|
Moab Workload Manager®
|
Moab-SGE Integration Notes
Copyright © 2009 Cluster
Resources, Inc.
This document provides information on the steps to
integrate Moab with an existing functional
installation of SGE.
Notice
Distribution of this document for commercial purposes
in either hard or soft copy form is strictly prohibited
without prior written consent from Cluster Resources,
Inc.
Overview
Moab's native resource manager interface can be used
to manage an SGE resource manager. The integration steps
simply involve the creation of a complex variable and a
default request definition. The moab tools directory
contains a collection of customizable scripts which are
used to interact with sge. This directory also contains a
configuration file for the sge tools.
Moab
Integration Steps
You should follow the regular steps for installing
Moab with the following exceptions:
Run Configure with
the --with-sge option
When running the configure command, use the
--with-sge option to specify the use of the native
resource manager interface with the sge resource
manager subtype. This will place a line similar to the
following in the moab configuration file
(moab.cfg):
RMCFG[clustername] TYPE=NATIVE:sge
Example 1. Running configure
$ ./configure --prefix=/opt/moab
--with-homedir=/var/moab --with-sge
Customize the moab
configuration file
In order to allow the specification of a parallel
environment (-l pe) via msub, you will need to tell
Moab to pass through arbitrary resource types.
Example 2. Edit moab.cfg
# vi /var/moab/moab.cfg
# Transmit arbitrary resource types (ie. pe) from msub into the job-start script
CLIENTCFG[Moab] FLAGS=AllowUnknownResource
# Allow regular users to awaken the scheduler for responsive msubs
ADMINCFG[5] USERS=ALL SERVICES=mschedctl:resume
Customize the sge
tools configuration file
You may need to customize the
$MOABHOMEDIR/etc/config.sge.pl file to include the
correct SGE_ROOT and PATH, and set other configuration
parameters.
Example 3. Edit config.sge.pl
# vi
/var/moab/etc/config.sge.pl
# Set the SGE_ROOT environment variable
$ENV{SGE_ROOT} = "/opt/sge-root";
# Set the PATH to include directories for sge commands -- qhost, etc.

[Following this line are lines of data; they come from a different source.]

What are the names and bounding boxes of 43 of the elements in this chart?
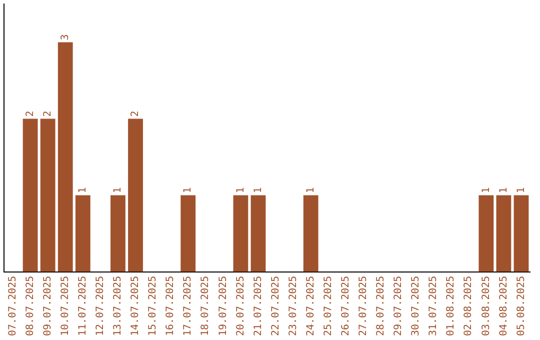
- data-label: 1: [252, 187, 264, 194]
- data-label: 2: [42, 110, 54, 117]
- x-tick-label: 08.07.2025: [24, 276, 36, 336]
- x-tick-label: 10.07.2025: [60, 276, 71, 336]
- x-tick-label: 01.08.2025: [446, 276, 457, 336]
- x-tick-label: 26.07.2025: [340, 276, 352, 336]
- x-tick-label: 04.08.2025: [498, 276, 510, 336]
- x-tick-label: 17.07.2025: [182, 276, 194, 336]
- x-tick-label: 16.07.2025: [165, 276, 176, 336]
- x-tick-label: 14.07.2025: [130, 276, 142, 336]
- x-tick-label: 27.07.2025: [358, 276, 370, 336]
- data-label: 1: [112, 187, 124, 194]
- data-label: 1: [480, 187, 492, 194]
- data-label: 1: [182, 187, 194, 194]
- x-tick-label: 24.07.2025: [305, 276, 316, 336]
- data-label: 1: [77, 187, 88, 194]
- x-tick-label: 21.07.2025: [252, 276, 264, 336]
- x-tick-label: 07.07.2025: [7, 276, 18, 336]
- data-label: 1: [498, 187, 510, 194]
- x-tick-label: 31.07.2025: [428, 276, 440, 336]
- x-tick-label: 02.08.2025: [463, 276, 474, 336]
- x-tick-label: 13.07.2025: [112, 276, 124, 336]
- x-tick-label: 19.07.2025: [218, 276, 229, 336]
- x-tick-label: 30.07.2025: [410, 276, 422, 336]
- x-tick-label: 11.07.2025: [77, 276, 88, 336]
- data-label: 3: [60, 34, 71, 40]
- x-tick-label: 23.07.2025: [288, 276, 299, 336]
- data-label: 2: [24, 110, 36, 117]
- x-tick-label: 12.07.2025: [95, 276, 106, 336]
- x-tick-label: 09.07.2025: [42, 276, 54, 336]
- x-tick-label: 22.07.2025: [270, 276, 282, 336]
- x-tick-label: 05.08.2025: [516, 276, 527, 336]
- data-label: 1: [516, 187, 527, 194]
- x-tick-label: 29.07.2025: [393, 276, 404, 336]
- x-tick-label: 25.07.2025: [322, 276, 334, 336]
- x-tick-label: 28.07.2025: [376, 276, 387, 336]
- x-tick-label: 20.07.2025: [235, 276, 246, 336]
- x-tick-label: 03.08.2025: [480, 276, 492, 336]
- data-label: 2: [130, 110, 142, 117]
- data-label: 1: [235, 187, 246, 194]
- x-tick-label: 15.07.2025: [148, 276, 159, 336]
- data-label: 1: [305, 187, 316, 194]
- x-tick-label: 18.07.2025: [200, 276, 212, 336]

$ENV{PATH} = "$ENV{SGE_ROOT}/bin/lx24-x86:$ENV{PATH}";
SGE
Integration Steps
After installing SGE on your cluster and verifying
that it is running serial and parallel jobs
satisfactorily, you should perform the following
steps:
Define a new complex
variable named nodelist
Use the qconf -mc command to edit the complex
variable list and add a new requestable variable of the
name nodelist and the type RESTRING.
#
qconf -mc
nodelist nodelist RESTRING == YES NO NONE 0
Add a default
nodelist request definition
This step will set the nodelist complex variable for
all jobs to the unassigned state until they are ready
to run, at which time the job will be assigned a
nodelist directing which nodes it can run on.
Example 4. Edit sge_request
# vi
/opt/sge-root/default/common/sge_request
# Set the job's nodelist variable to the unassigned state until it is ready to
# start at which time it will be reset to the list of nodes it is designated to
# run on
-l nodelist=unassigned
Populate the node's
nodelist variable
This step will set the nodelist complex variable for
all exec hosts to their own short hostnames. This will
allow jobs to start when their nodelist value matches
up with a set of nodes.
Example 5. qconf -rattr exechost complex_values
nodelist=$hostname $hostname
# for i in `qconf -sel | sed
's/\..*//'`; do echo $i; qconf -rattr exechost
complex_values nodelist=$i $i; done
Shorten the scheduler
interval
Use the qconf -msconf command to edit the
schedule_interval setting to be less than or equal to
one half the time of the Moab RMPOLLINTERVAL (seen with
showconfig | grep RMPOLLINTERVAL).
#
qconf -msconf
schedule_interval 0:0:15
Add the sge ports to
the services file
In order for the sge client commands to know what
port to use when communicating with the sge qmaster,
the ports should be listed in the /etc/services file.
(Alternatively, the SGE_QMASTER_PORT environment
variable must be set in the config.sge.pl file).
Example 6. Edit /etc/services
# vi /etc/services
sge_qmaster 536/tcp # SGE QMaster
sge_execd 537/tcp # SGE Execd
|